Three weeks ago, during the phoney war of the POTUS transition period, I expressed concern about a desire to pre-judge President Trump and end up looking like the paranoid fantasists to whom he has appealed over the last 8 years.

The first week of his presidency have shown that we should not delude ourselves. He has taken every opportunity to lie, corrupt and prove himself incapable of magnanimity.

We need to fight the forces of his fascism wherever they pop up.

Delusions of Fascism?

Do the ever-present warnings from the left that Trump is a fascist sound like the paranoid delusions of the Republicans who have spent the last 8 years describing Obama as a communist?

Only time will tell.

Barack Obama has not attempted to bring about a socialist workers’ revolution during his eight years in office. Obamacare was his Big Socialist Policy and it is a compromised husk of his original vision for socialised healthcare. He has been powerless to make progress towards controlling guns but hawkish in his use of drones and surveillance. His personal views are probably to the left of what the US system of government has allowed him to be as president. Those shrill right-wing voices in 2008 warning of a socialist revolution were basing their fears on campaign rhetoric, on Obama’s youthful idealogy, and the pronouncements of his more extreme supporters.
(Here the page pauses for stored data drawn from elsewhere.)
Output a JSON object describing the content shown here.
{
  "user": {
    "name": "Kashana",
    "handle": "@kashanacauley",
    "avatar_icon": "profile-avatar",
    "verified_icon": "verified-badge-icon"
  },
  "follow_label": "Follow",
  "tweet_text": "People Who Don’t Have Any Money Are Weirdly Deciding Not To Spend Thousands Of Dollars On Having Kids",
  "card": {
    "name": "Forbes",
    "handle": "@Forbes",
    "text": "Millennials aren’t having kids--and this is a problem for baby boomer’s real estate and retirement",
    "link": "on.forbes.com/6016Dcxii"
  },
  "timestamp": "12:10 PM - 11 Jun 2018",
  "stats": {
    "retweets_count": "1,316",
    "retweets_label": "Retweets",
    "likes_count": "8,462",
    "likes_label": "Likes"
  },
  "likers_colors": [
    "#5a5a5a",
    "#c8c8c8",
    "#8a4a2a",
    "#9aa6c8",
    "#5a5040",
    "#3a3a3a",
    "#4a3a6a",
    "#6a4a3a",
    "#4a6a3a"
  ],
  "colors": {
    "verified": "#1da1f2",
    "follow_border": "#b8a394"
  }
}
Obama has been thwarted by Congress and the vested interests that control US Politics. He was never going to try to implement the plans of his most strident supporters, and perhaps we should give Trump the same benefit of the doubt Rather than hold him to fulfilling the fantasies of his more crazed supporters, should we not wait judge him on his actions? Let’s see how his administration deals with the molasses of DCs bureacracy. Perhaps he will mellow into the centre-ground, show the pragmatism of the deal-making businessman, rather than the immovable demagogue.
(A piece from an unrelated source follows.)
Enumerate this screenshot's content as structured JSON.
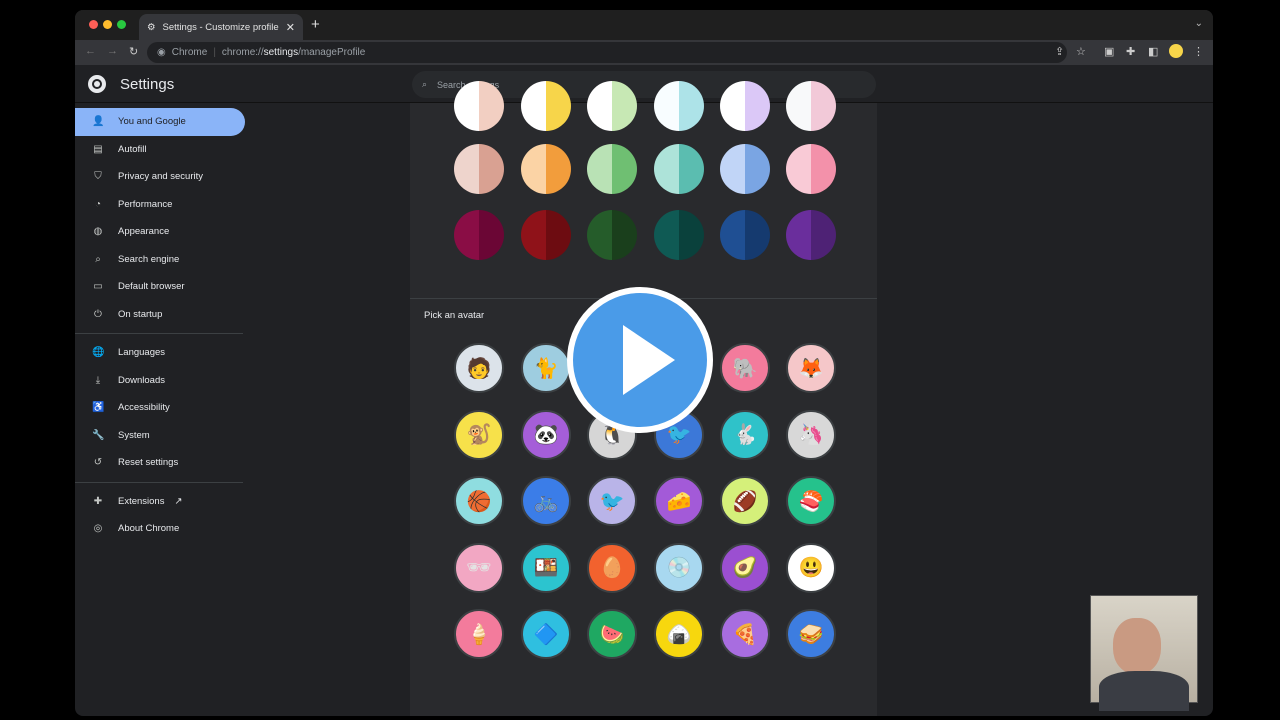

Trump’s and appointments so far do not point towards a massive lurch to the centre. He is an unpleasant right-wing populist who has surrounded himself with thoroughly unpleasant group comprising of white supremacists, oligarchs and ultra-orthodox conservatives. He is clearly on a path towards an administration of populist fascism. His rhetoric gives succour to thugs and terrorists whilst maintaining a veneer or plausible deniablity. Trump does not yet have an Brownshirted militia, but there are probably many who would volunteer and he has done nothing to disuade them yet.

The best we can hope for is that his initial appointments are the quid pro quos of the election cycle. Repaying his campaign supporters with a few months in post and before firing the more embarrasing advisors in favour of the Washington insiders he will need offer deals to keep Congress sweet. And so his swamp shall overflow.

I have no optimism for the Trump Presidency, the best we can hope for is that in four years time we can look back with relief that he was not as bad as he could have been. In the meantime, if he acts as a fascist we need to fight and oppose him. Until then we should avoid crying wolf over every dumb tweet he publishes.  We should maintain a dignity that his supporters failed to show in their opposition to Obama.  

If and when Trump enacts a policy that is undoubtedly fascistic, we should hold him and his supporters to account.  But until then we should avoid over-stating, misrepresenting or sinking to his level.